There shouldn't be much litter resulting from space launches from the Moon for a few reasons
1: Single Stage To Orbit is the standard launch model from the surface of the moon. This means you don't need to throw away stages, fuel tanks, decouplers, o-rings and whatever.
2: Assuming we are going there to stay, we shan't be throwing bags of piss and shit away any more. That's all getting recycled.
3: Assuming reusability and environmentalism are here to stay, rockets will continue to be less wasteful - e.g. SpaceX's Falcon fairings are becoming increasingly reusable, and SpaceX's ITS/BFR/Starship system could even do away with a lot of the 'littering' that you see in falcon launches because they have cargo bays integrated with the 2nd stage, which will generally speaking return to Earth or stay put on the moon or Mars.

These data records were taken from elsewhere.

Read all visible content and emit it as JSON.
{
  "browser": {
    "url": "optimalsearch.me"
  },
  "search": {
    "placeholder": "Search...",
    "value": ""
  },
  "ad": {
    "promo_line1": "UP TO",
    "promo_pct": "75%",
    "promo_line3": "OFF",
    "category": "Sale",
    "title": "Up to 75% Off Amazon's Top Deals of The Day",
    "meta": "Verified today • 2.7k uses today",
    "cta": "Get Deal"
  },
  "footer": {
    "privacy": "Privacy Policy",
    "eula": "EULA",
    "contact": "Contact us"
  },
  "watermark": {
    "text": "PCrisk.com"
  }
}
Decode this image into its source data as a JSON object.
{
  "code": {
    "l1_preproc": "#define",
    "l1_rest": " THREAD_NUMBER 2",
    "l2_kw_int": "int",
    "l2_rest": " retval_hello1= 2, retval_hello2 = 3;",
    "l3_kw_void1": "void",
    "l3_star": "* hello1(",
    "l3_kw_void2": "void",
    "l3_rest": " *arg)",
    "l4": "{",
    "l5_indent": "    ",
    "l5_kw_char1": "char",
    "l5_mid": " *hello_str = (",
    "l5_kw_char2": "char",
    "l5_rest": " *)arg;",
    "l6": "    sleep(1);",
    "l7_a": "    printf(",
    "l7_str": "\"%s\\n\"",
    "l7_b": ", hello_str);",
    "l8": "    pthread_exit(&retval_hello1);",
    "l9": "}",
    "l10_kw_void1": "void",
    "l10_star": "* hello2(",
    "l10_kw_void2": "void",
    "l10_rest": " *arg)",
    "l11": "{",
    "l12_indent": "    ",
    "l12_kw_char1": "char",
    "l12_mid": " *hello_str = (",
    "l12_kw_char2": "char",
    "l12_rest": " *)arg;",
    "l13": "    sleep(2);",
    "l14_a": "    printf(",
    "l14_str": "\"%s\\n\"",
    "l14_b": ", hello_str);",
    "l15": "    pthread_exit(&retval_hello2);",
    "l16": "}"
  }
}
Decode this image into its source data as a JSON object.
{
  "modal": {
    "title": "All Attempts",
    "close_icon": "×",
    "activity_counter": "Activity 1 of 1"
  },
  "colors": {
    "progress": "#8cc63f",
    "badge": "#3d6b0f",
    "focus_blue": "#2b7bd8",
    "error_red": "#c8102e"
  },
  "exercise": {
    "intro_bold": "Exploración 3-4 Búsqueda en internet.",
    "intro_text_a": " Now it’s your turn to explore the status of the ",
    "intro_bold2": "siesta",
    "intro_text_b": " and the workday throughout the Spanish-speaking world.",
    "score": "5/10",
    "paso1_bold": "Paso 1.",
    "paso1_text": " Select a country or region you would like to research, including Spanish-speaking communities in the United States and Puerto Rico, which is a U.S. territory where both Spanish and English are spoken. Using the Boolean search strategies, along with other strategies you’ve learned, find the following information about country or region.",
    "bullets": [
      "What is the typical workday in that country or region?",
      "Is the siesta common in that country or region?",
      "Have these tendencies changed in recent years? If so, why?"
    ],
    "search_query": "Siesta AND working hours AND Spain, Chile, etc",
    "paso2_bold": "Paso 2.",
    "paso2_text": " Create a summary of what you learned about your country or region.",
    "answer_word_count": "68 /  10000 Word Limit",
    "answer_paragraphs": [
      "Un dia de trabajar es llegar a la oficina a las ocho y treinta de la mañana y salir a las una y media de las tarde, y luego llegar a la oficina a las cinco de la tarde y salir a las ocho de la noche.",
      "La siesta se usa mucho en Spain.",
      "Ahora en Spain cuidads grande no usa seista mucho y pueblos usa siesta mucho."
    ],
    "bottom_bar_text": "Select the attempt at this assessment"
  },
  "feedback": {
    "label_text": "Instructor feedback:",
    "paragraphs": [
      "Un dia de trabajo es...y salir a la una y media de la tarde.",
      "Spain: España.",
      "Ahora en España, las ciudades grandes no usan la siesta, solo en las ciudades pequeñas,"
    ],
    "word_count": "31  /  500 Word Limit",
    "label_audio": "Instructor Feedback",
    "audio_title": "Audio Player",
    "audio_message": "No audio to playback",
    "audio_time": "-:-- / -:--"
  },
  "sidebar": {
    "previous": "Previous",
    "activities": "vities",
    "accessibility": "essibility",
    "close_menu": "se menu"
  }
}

I'm with Zubrin - humans are the most profitable resource in the solar system.
But even if you're purely talking about precious metals, the moon is a barren desert compared to the asteroid belt. And if you only want fuel, the methane lakes of Titan are somewhat more appealing than the wisps of hydrogen found in lunar regolith.
( , Fri 3 Jul 2020, 21:48, Reply)

You assume that we won't be throwing bags of piss and shit away. But what about materials that aren't so readily recyclable? If launching rubbish into space was commercially viable, we'd already be doing it and reassuring the people of Earth that it'll all burn up when it hits the Sun. On the Moon, launching our detritus into space might end up being a realistic prospect.
( , Fri 3 Jul 2020, 21:56, Reply)

To reach the sun, you'd need to cancel out all of Earth's orbital speed (averaging at 29.78 km/s that's a lot of delta-v), or utilise some clever cosmic billiards to reverse slingshot your velocity down low enough to spend the last of your fuel on the last few hundred m/s needed to deorbit into the sun. Not worth it, even if you could make fusion powered ships.
You could just launch your rubbish into a nice long suborbital ballistic trajectory and let it burn up like that. An incinerator would always be safer, and I expect a lot more efficient than using a Starship as a garbage scow.